My attempt is to use a generating function:
This problem can be modeled as counting the number of nonnegative integral solutions of the equation:
$\displaystyle{ e_1 + 5e_2 + 10e_3 + 25e_4 + 50e_5 = n}$
Thus the generating function is:
$\displaystyle{ g(x) = \frac{1}{1-x} \frac{1}{1-x^5} \frac{1}{1-x^{10}} \frac{1}{1-x^{25}} \frac{1}{1-x^{50}}}$
but how to find the general formula $h(n)$ for $g(x)$? i.e.
$g(x) = \sum_{n=0}^\infty h(n) x^n $
AFAIK, the traditional method is to use partial fractions, i.e.
$ \displaystyle{\frac{1}{1-x} \frac{1}{1-x^5} \frac{1}{1-x^{10}} \frac{1}{1-x^{25}} \frac{1}{1-x^{50}} = \frac{c_1}{1-x} + \frac{c_2}{1-x^5} + \frac{c_3}{1-x^{10}} + \frac{c_4}{1-x^{25}} + \frac{c_5}{1-x^{50}}} $
then simplify it and solve $c_1$, $c_2$, $c_3$, $c_4$, $c_5$.
However, for this example it seems very difficult ... (or better method?)
My question is that
Is there any mathematical tool that can find the general formula of the generating function directly? I have tried the generating function in wolfrmalpha, it cannot get the general formula (although it can get Taylor series).
Thanks.
P.s. I believe that once we get the general formula, computing the number of ways to change any given amount of money will be very fast.
The partial fraction decomposition can be done theoretically but I wouldn't want to do it. As people have said in the comments, the problem is that there are many multiple roots so it's fairly annoying even to write down the general form let alone to solve for its coefficients, and your general form is not correct. Over $\mathbb{Q}$ the denominator factors as
$$(1 - x)^5 (1 + x)^2 \Phi_5(x)^4 \Phi_{10}(x)^2 \Phi_{25}(x)^2 \Phi_{50}(x)$$
where $\Phi_n(x)$ is the $n^{th}$ cyclotomic polynomial; this follows from the factorization $x^n - 1 = \prod_{d \mid n} \Phi_d(x)$ and it means the general form of the partial fraction decomposition over $\mathbb{Q}$ is
$$\frac{c_1(x)}{(1 - x)^5} + \frac{c_2(x)}{(1 + x)^2} + \frac{c_5(x)}{\Phi_5(x)^4} + \frac{c_{10}(x)}{\Phi_{10}(x)^2} + \frac{c_{25}(x)}{\Phi_{25}(x)^2} + \frac{c_{50}(x)}{\Phi_{50}(x)}$$
where the $c_i$ are all polynomials of degree less than the degree of the denominator. Over $\mathbb{C}$ we'd have a summand for each of the $50^{th}$ roots of unity, many of which have multiplicities, but there's a lot of redundancy in this description because of Galois invariance so I think it's easier to think about the partial fraction decomposition over $\mathbb{Q}$.

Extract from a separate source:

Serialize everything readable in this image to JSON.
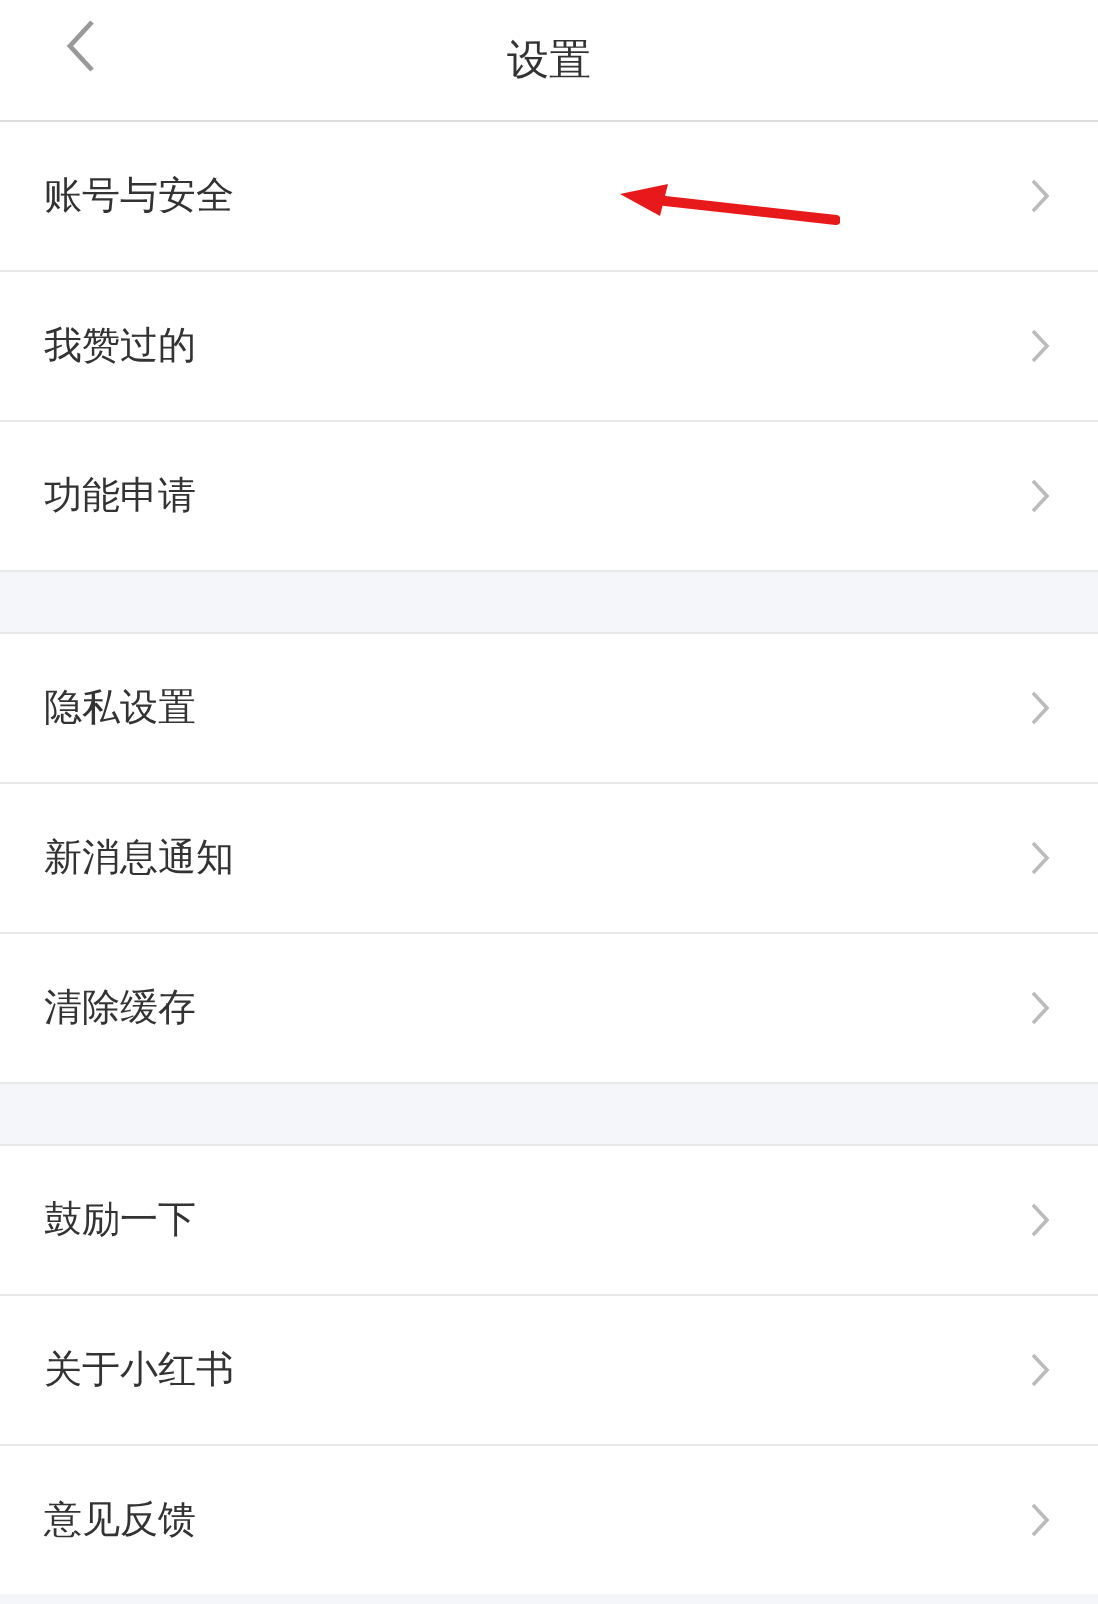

If you want to compute the partial fraction decomposition from here you can do it by clearing denominators and then substituting in various roots of unity, although the multiplicities mean you may have to compute various derivatives also which could get messy. It's all theoretically a finite computation though.

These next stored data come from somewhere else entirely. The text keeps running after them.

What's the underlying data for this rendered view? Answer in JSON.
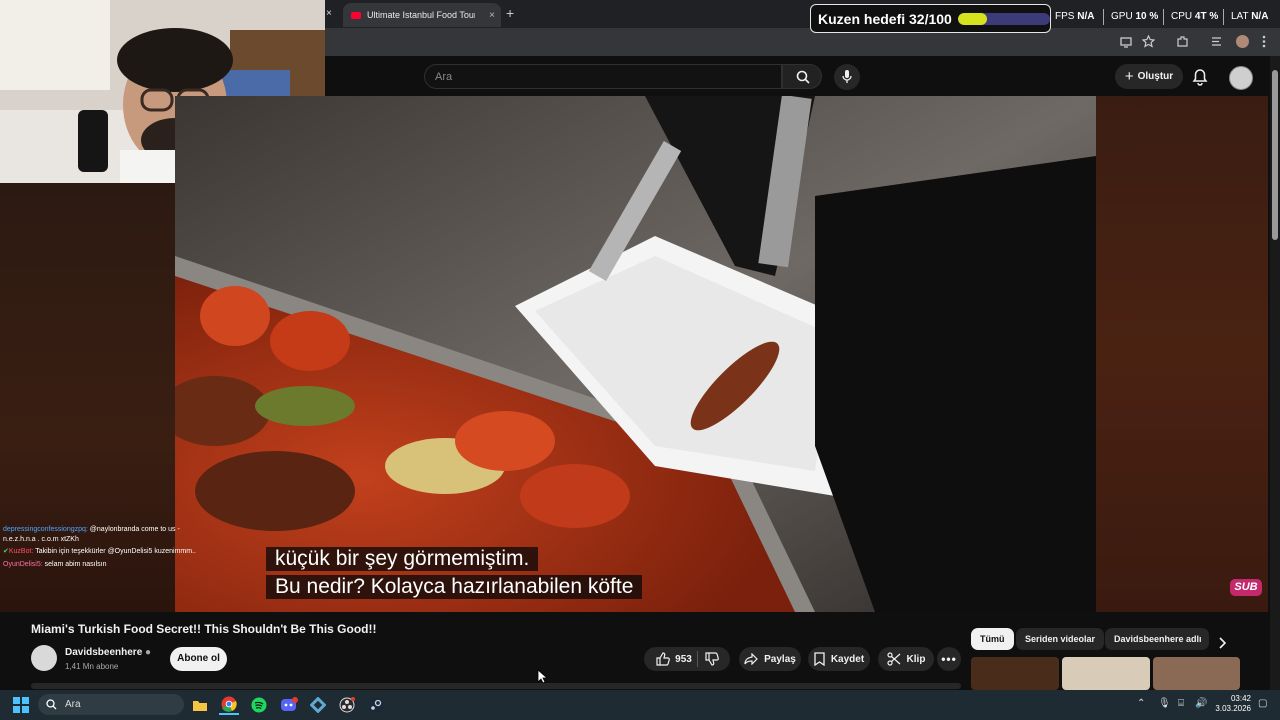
{
  "browser": {
    "tab_title": "Ultimate Istanbul Food Tour: Be",
    "tab_close": "×",
    "new_tab": "+",
    "window_close": "×"
  },
  "overlay": {
    "goal_text": "Kuzen hedefi 32/100",
    "goal_progress": 0.32,
    "fps_label": "FPS",
    "fps_value": "N/A",
    "gpu_label": "GPU",
    "gpu_value": "10 %",
    "cpu_label": "CPU",
    "cpu_value": "4T %",
    "lat_label": "LAT",
    "lat_value": "N/A"
  },
  "youtube_header": {
    "search_placeholder": "Ara",
    "create_label": "Oluştur"
  },
  "video": {
    "subtitle_line1": "küçük bir şey görmemiştim.",
    "subtitle_line2": "Bu nedir?  Kolayca hazırlanabilen köfte",
    "sub_badge": "SUB",
    "title": "Miami's Turkish Food Secret!! This Shouldn't Be This Good!!",
    "channel_name": "Davidsbeenhere",
    "channel_subs": "1,41 Mn abone",
    "subscribe_label": "Abone ol",
    "like_count": "953",
    "share_label": "Paylaş",
    "save_label": "Kaydet",
    "clip_label": "Klip"
  },
  "chat": [
    {
      "user": "depressingconfessiongzpq:",
      "user_color": "#4da3ff",
      "text": "@naylonbranda come to us - n.e.z.h.n.a . c.o.m xtZKh"
    },
    {
      "user": "KuzBot:",
      "user_color": "#ff4d6a",
      "text": "Takibin için teşekkürler @OyunDelisi5 kuzenimmm.."
    },
    {
      "user": "OyunDelisi5:",
      "user_color": "#ff6fa8",
      "text": "selam abim nasılsın"
    }
  ],
  "chips": [
    "Tümü",
    "Seriden videolar",
    "Davidsbeenhere adlı"
  ],
  "taskbar": {
    "search_label": "Ara",
    "time": "03:42",
    "date": "3.03.2026"
  },
  "colors": {
    "youtube_red": "#ff0033",
    "goal_fill": "#d6e21d",
    "goal_track": "#3d3a7a",
    "sub_badge": "#c42a6b",
    "windows_accent": "#4cc2ff"
  }
}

It's also worth noting that the largest contributors to the sum will come from the $\frac{1}{(1 - x)^5}$ term (which will contribute a quartic polynomial) and the $\frac{1}{\Phi_5(x)^4}$ term (which will contribute a cubic quasipolynomial with period $5$). The terms with multiplicity $2$ in the denominator only contribute linear quasipolynomials and the final $\Phi_{50}(x)$ term only contributes a constant quasipolynomial (which is to say a periodic function, with period $50$). So if you only want an accurate approximation to the answer the generating function may be able to do that for you more easily than computing the whole thing.

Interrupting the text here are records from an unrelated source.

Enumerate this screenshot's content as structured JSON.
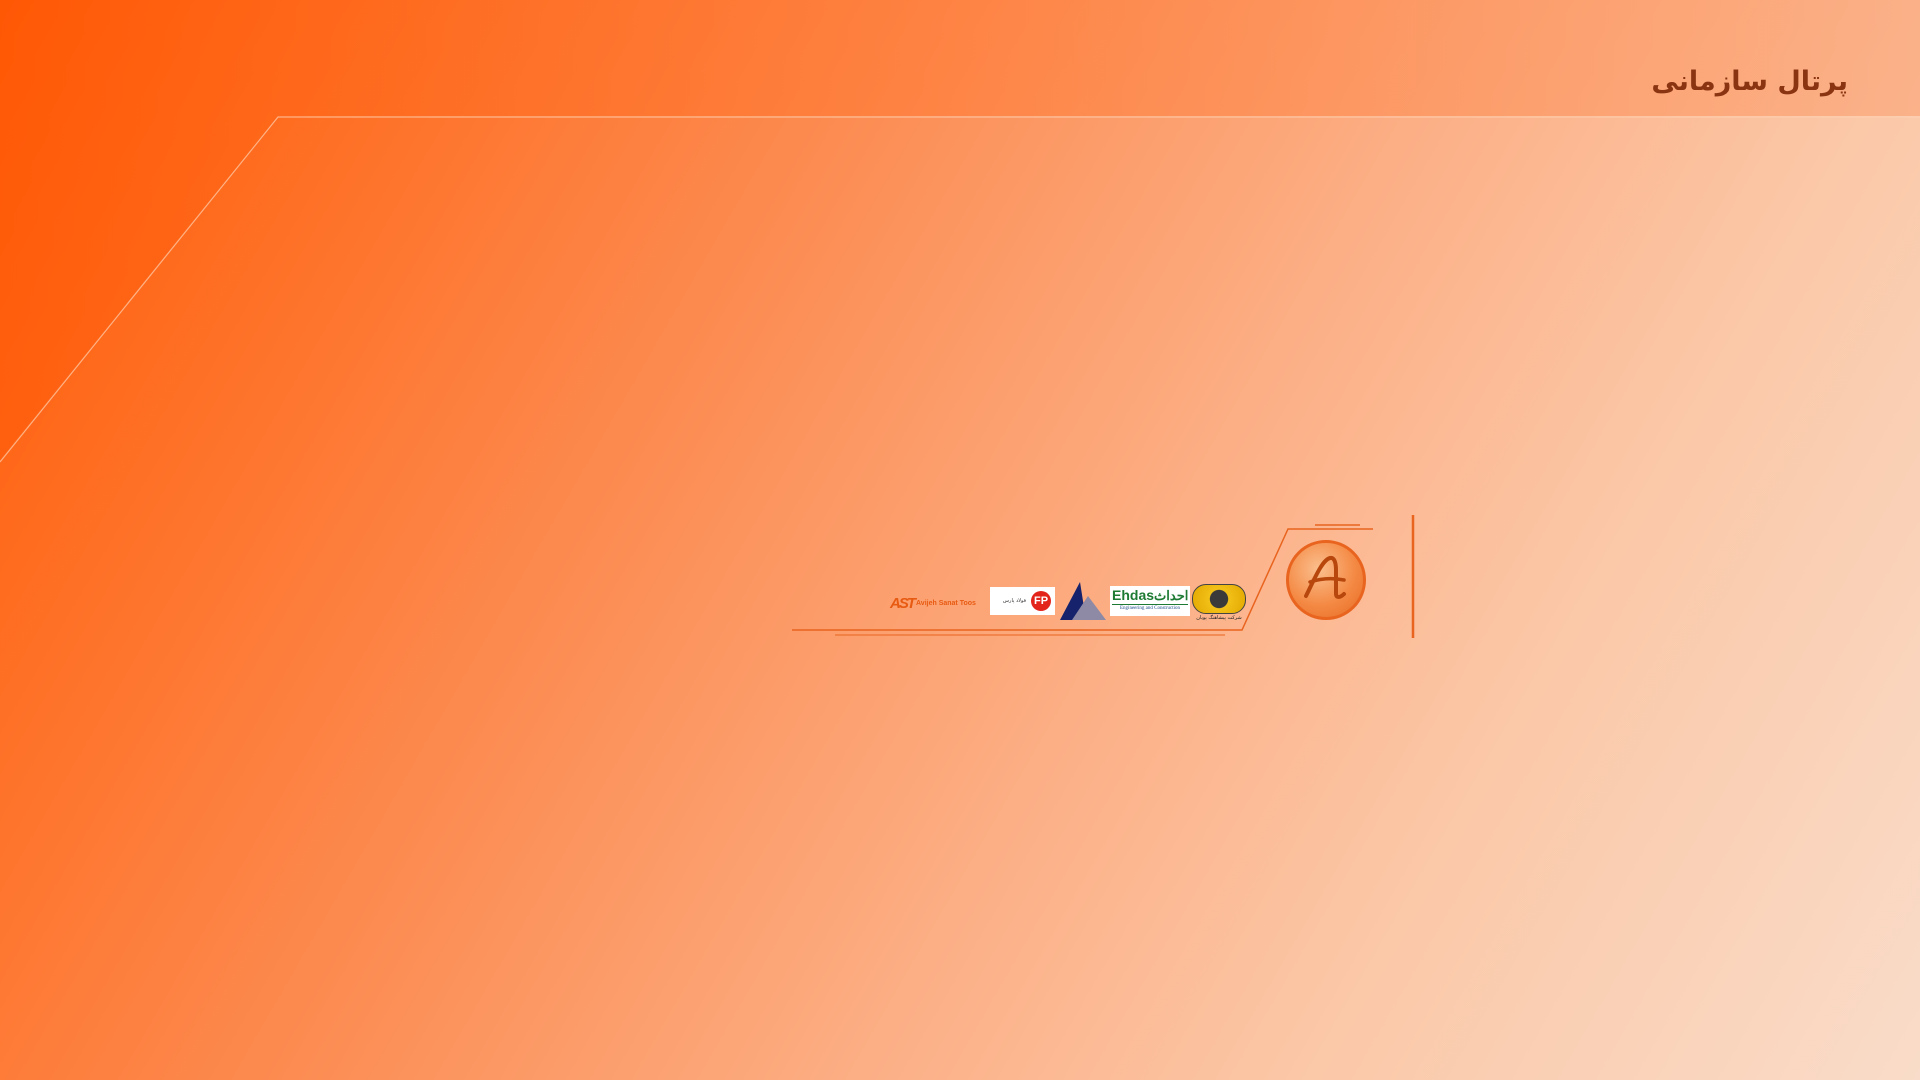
{
  "header": {
    "title": "پرتال سازمانی"
  },
  "logos": {
    "main_emblem_letter": "A",
    "globe_caption": "شرکت پیشاهنگ پویان",
    "ehdas_latin": "Ehdas",
    "ehdas_farsi": "احداث",
    "ehdas_subtitle": "Engineering and Construction",
    "fp_farsi": "فولاد پارس",
    "fp_mark": "FP",
    "avijeh_mark": "AST",
    "avijeh_name": "Avijeh Sanat Toos"
  },
  "colors": {
    "accent": "#e8641f",
    "title": "#8a3412"
  }
}
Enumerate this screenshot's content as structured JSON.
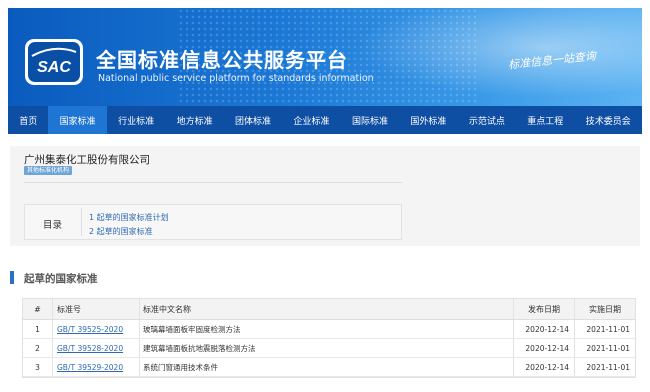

Also it may be possible to simplify the computation by writing the generating function as $\frac{1}{(1 - x) Q(x^5)}$ where $Q(x) = (1 - x)(1 - x^2)(1 - x^5)(1 - x^{10})$ and first computing the partial fraction decomposition of $\frac{1}{Q(x)}$, then substituting in $x^5$ and multiplying by $\frac{1}{1 - x}$.